如果您不想训练它，可以在此h5中找到以link格式保存的模型。

到目前为止效果很好，我可以对一些样本进行预测：

predictions = model(mnist_twos, training=False)

for i, logits in enumerate(predictions):
    class_idx = tf.argmax(logits).numpy()
    p = tf.nn.softmax(logits)[class_idx] #probabilities
    print("Example {} prediction: {} ({:4.1f}%)".format(i, class_idx, 100*p))
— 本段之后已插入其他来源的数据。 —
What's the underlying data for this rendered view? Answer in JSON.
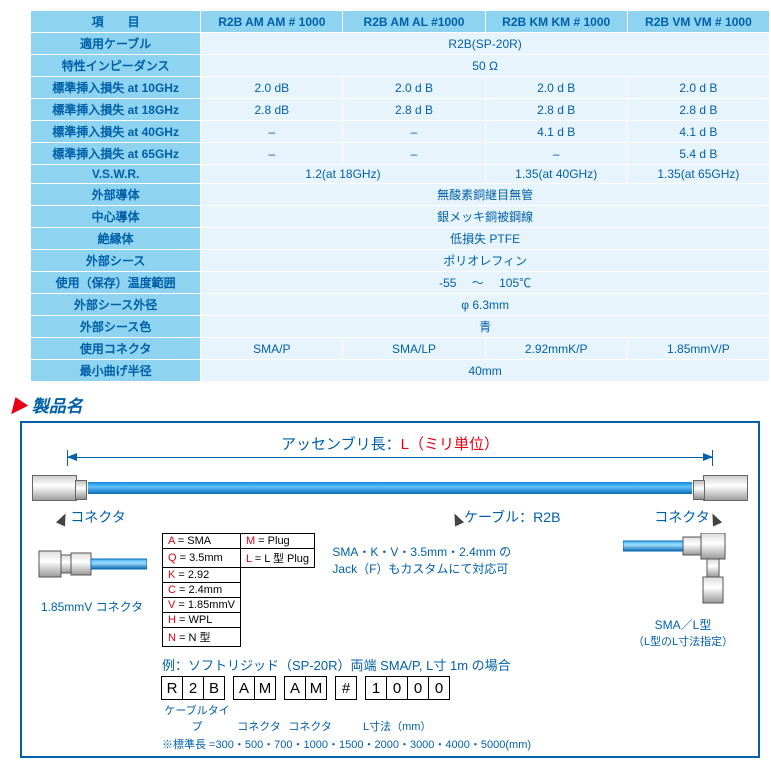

Example 0 prediction: 2 (100.0%)
Example 1 prediction: 2 (100.0%)
Example 2 prediction: 2 (100.0%)
Example 3 prediction: 2 (100.0%)
Example 4 prediction: 2 (100.0%)
Example 5 prediction: 2 (100.0%)
Example 6 prediction: 2 (100.0%)
Example 7 prediction: 2 (100.0%)
Example 8 prediction: 2 (100.0%)
Example 9 prediction: 2 (100.0%)

我现在要做的是针对输入图像找到logits的雅可比矩阵。由于我有10张选定的图像，由于MNIST样本的形状为(10, 28, 28, 1)，所以我将拥有一个大小为(28, 28, 1)的雅可比矩阵。我可以使用Tensorflow 1.0做到这一点，例如：

for i in range(n_class):
    if i==0:
        j = tf.gradients(tf.reshape(logits, (-1,))[i], X_p)
    else:
        j = tf.concat([j, tf.gradients(tf.reshape(logits, (-1,))[i], X_p)],axis=0)

其中X_p是我要输入的图像的占位符。

X_p = tf.placeholder(shape=[28, 28, 1], dtype=tf.float32)

但是，我目前正在使用Tensorflow 2.0，但无法使用tf.GradientTape使它正常工作。它总是以None结尾。对于每个人来说，这似乎都是一个普遍的问题，我遵循了示例here，但没有成功。有人可以帮我吗？